To improve the relationship between the Cursor team and its power users, I ask that you adopt the following principles:
Prioritize Opt-In Design: For features that modify user data or metadata (like Git commits), the default should always be “Off.” Developers spend years refining their commit standards; tools should respect those standards unless explicitly invited to change them.
Provide Pre-Update Transparency: We need readable, detailed update logs before we commit to an update. If the team is too busy to document every change, I suggest using Cursor itself to generate these logs. We need to know exactly what is changing in our environment before the “Install” button is clicked.
Respect Workflow Stability: Many of us have spent countless hours configuring custom workflows, hooks, and rules. When updates are rolled out without clear documentation or opt-in toggles, they act like “live grenades” in our development environments. Unexpected changes don’t just add features; they blow up existing workflows and waste valuable billable time.
We love the speed of innovation at Cursor, but that innovation shouldn’t come at the cost of stability or developer autonomy. Please help us keep our workflows intact.
How to Remove Cursor’s Co-authored-by from Git Commits
Cursor automatically adds `Co-authored-by: Cursor [email protected]` to every commit message. You can only disable this in the IDE, but there’s no setting to disable this in the CLI, in Cursor cloud agents, or when using the “Generate git commit message” button.
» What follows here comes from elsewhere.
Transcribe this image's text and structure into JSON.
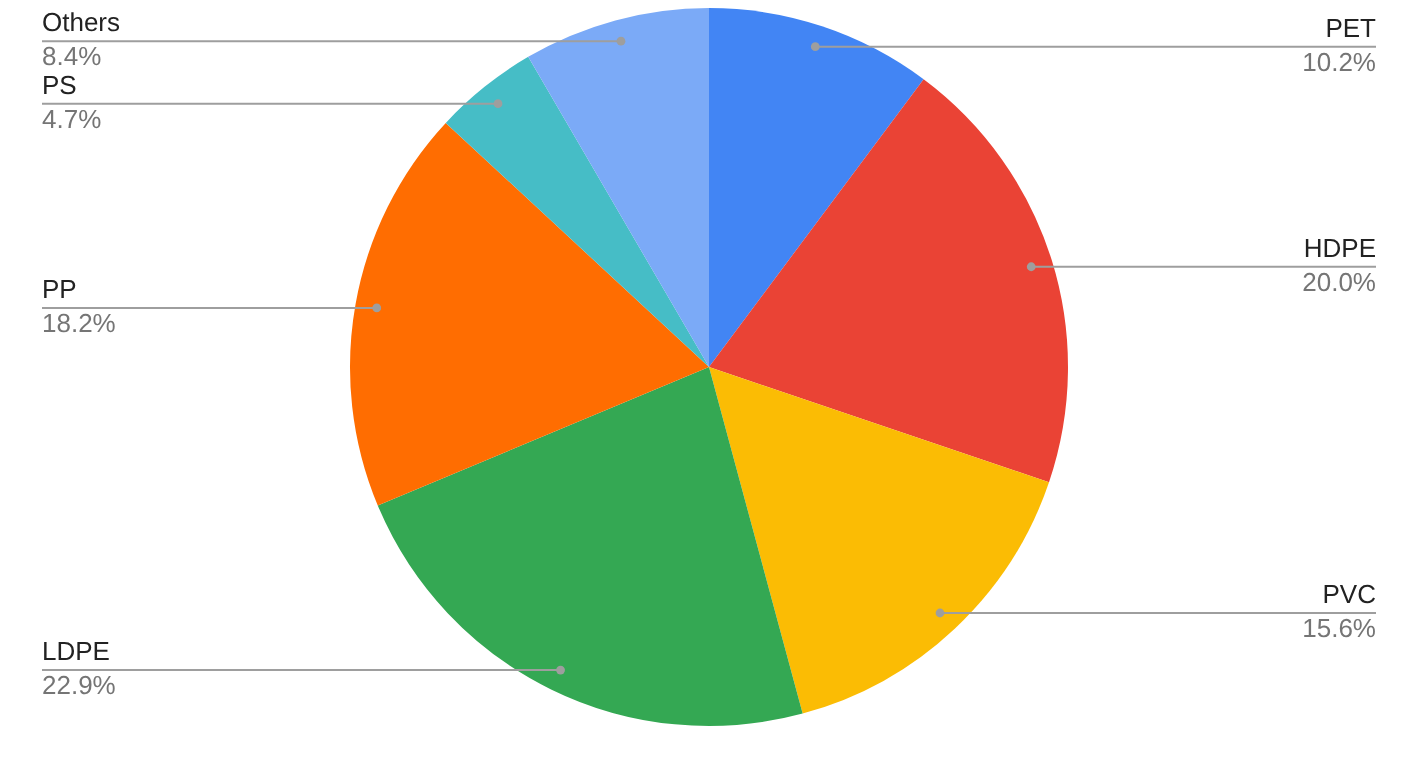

You can remove it with a Git hook:
## Solution
Create a `prepare-commit-msg` hook that strips the line:
```bash
cat > .git/hooks/prepare-commit-msg << ‘EOF’
#!/bin/bash
sed -i ‘’ ‘/cursoragent@cursor\.com/d’ “$1”
EOF
chmod +x .git/hooks/prepare-commit-msg
```
**Note:** This uses macOS `sed` syntax. For Linux, use `sed -i` instead of `sed -i ‘’`.
## Linux Version
```bash
cat > .git/hooks/prepare-commit-msg << ‘EOF’
#!/bin/bash
sed -i ‘/cursoragent@cursor\.com/d’ “$1”
EOF
chmod +x .git/hooks/prepare-commit-msg
```
-–
The hook runs before each commit and removes any line containing the Cursor email. You’ll need to run this again if you clone the repo fresh (`.git/hooks/` is not version controlled).